Sir Winston Churchill, tribute to Rudyard Kipling, 17 November 1937, quoted in Never Give In! The Best Winston Churchill Speeches.
8 Jul
Whether a man writes well or ill, has much to say or little, if he cares about writing at all, he will appreciate the pleasures of composition. To sit at one’s table on a sunny morning, with four clear hours of uninterruptible security, plenty of white paper, and a Squeezer pen – that is true happiness. The complete absorption of the mind upon an agreeable occupation – what more is there than that to desire? What does it matter what happens outside? … Never mind, for four hours, at any rate, we will withdraw ourselves from a common, ill-governed and disorderly world, and with the key of fancy unlock that cupboard where all the good things of the infinite are put away.
Sir Winston Churchill, from speech entitled “The Pen: Liberator of Man and of Nations” given 17 February 1908, Author’s Club, London (quoted in Never Give In: The Best of Winston Churchill’s Speeches, selected and edited by Winston S. Churchill, page 29-30)
30 May
I started writing when I was sixteen.
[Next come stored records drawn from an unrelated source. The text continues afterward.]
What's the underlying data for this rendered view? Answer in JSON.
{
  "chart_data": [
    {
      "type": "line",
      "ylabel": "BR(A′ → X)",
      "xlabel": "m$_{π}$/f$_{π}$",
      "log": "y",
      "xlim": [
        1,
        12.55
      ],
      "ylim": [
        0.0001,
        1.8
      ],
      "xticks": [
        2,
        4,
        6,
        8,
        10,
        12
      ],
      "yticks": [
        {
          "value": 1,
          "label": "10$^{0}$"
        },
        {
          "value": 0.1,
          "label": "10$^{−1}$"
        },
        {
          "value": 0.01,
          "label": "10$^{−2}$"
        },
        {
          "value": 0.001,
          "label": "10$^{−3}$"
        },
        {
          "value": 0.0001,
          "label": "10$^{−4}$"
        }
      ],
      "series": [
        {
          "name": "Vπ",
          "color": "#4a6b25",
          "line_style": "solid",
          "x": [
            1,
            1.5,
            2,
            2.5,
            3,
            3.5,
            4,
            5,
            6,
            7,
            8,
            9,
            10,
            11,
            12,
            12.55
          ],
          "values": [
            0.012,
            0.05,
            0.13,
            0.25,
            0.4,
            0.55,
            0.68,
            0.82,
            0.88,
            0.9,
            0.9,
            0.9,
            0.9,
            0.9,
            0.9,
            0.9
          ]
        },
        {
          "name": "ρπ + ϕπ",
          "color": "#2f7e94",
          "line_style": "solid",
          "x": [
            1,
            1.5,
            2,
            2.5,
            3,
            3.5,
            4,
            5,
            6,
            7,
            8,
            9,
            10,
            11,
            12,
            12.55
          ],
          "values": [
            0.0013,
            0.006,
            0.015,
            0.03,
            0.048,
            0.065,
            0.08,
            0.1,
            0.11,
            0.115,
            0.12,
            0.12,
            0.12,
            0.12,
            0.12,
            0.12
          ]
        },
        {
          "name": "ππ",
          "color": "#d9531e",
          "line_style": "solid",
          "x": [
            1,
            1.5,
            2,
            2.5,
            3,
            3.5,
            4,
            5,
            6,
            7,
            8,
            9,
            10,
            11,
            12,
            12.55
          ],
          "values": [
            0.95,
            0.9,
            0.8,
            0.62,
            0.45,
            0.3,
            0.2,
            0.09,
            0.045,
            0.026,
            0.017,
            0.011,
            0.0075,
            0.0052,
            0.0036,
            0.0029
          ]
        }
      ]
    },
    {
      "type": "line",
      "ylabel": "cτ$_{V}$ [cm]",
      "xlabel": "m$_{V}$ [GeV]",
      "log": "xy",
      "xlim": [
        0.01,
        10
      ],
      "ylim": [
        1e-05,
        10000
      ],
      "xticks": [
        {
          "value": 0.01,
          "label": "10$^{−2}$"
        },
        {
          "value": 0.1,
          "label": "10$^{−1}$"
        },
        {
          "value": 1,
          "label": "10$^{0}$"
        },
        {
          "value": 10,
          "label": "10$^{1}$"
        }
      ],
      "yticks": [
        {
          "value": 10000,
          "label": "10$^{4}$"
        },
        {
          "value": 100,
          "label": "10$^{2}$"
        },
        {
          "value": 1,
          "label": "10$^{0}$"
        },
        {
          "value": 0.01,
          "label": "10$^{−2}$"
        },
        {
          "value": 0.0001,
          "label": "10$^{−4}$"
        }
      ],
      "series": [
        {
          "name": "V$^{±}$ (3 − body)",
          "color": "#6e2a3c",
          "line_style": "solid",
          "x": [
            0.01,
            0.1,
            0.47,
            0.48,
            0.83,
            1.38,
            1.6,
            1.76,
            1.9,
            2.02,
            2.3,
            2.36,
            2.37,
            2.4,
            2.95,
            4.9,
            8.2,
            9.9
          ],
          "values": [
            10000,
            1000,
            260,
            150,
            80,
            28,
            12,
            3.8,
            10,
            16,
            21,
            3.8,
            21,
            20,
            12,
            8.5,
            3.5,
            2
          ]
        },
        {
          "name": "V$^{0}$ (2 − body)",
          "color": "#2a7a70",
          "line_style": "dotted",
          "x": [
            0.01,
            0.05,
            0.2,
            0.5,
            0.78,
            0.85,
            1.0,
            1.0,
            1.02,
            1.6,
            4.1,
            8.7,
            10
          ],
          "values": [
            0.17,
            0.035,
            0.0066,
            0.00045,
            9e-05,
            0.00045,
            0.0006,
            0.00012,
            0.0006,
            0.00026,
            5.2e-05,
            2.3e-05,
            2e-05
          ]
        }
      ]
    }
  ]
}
I’m thirty now. I get my ideas from fourteen years of thinking about it.
Markus Zusak, author of I Am the Messenger and The Book Thief, on how he gets his ideas; Q&A for Random House
16 May
One of the most helpful tools a writer has is his journals. Whenever someone asks how to become an author, I suggest keeping a journal. A journal is not a diary, where you record the weather and the engagements of the day. A journal is a notebook in which one can, hopefully be ontological. [A journal is] a place where you can unload, dump, let go. A journal is also a place in which joy gets recorded, because joy is too bright a flame in me not to burn if it doesn’t get expressed in words.